A PERSON LOWERS A BUCKET INTO A WELL BY TURNING THE HAND CRANK. THE CRANK HANDLE MOVES WITH A CONSTANT TANGENTIAL SPEED OF 120M/S ON ITS CIRCULAR PATH. THE ROPE HOLDING THE BUCKET UNWINDS WITH OUT SLIPPING ON THE BARREL OF THE CRANK. FIND THE LINEAR SPEED WITH WHICH THE BUCKET MOVES DOWN THE WELL
120 = speed of bucket * radius of handle/radius of barrel
To find the linear speed with which the bucket moves down the well, we need to understand the relationship between the tangential speed of the hand crank and the linear speed of the bucket.
The tangential speed of the hand crank is given as 120 m/s. This means that the distance covered by a point on the circumference of the crank handle in one second is 120 meters.

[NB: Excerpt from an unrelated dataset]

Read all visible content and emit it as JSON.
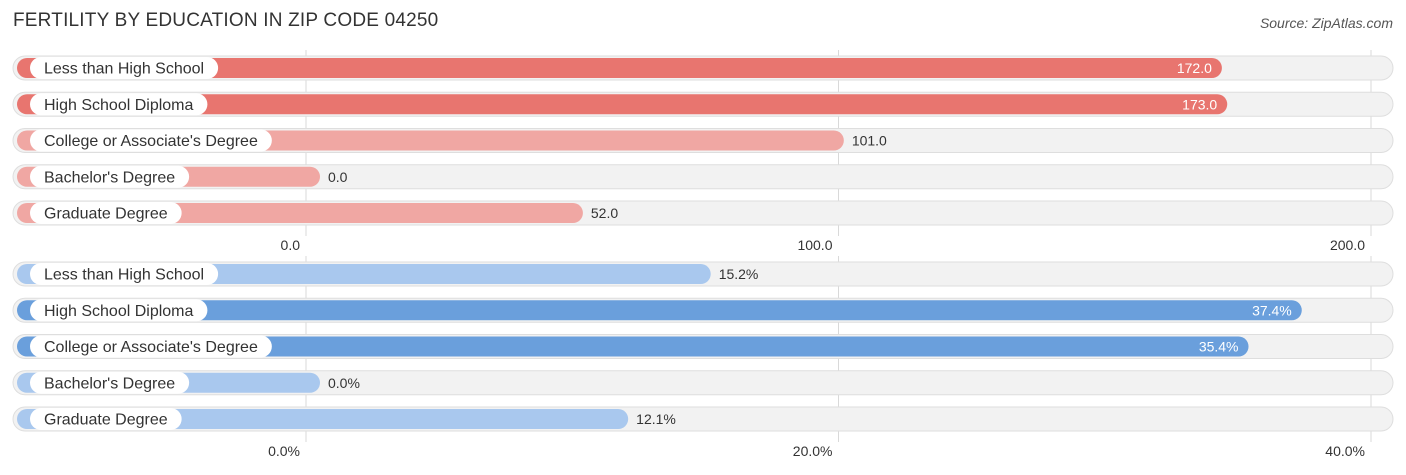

We can use this tangential speed to find the linear speed of the bucket by equating the linear speed of the bucket with the tangential speed of the hand crank.
Let's assume the radius of the circular path of the crank handle is 'r' meters. We need to determine the linear speed of the bucket, which we'll call 'v'.
The linear speed of the bucket can be calculated using the formula:
v = ω * r
where ω is the angular velocity of the crank handle, and 'r' is the radius of the circular path.
In this case, since the tangential speed of the hand crank is given, we can find the angular velocity using the formula:
ω = v / r
By substituting the given tangential speed of the hand crank into the formula, we have:
ω = 120 m/s / r
Now we can substitute this angular velocity back into the formula for the linear speed of the bucket:
v = ω * r
v = (120 m/s / r) * r
Simplifying the equation:
v = 120 m/s
Therefore, the linear speed with which the bucket moves down the well is 120 m/s.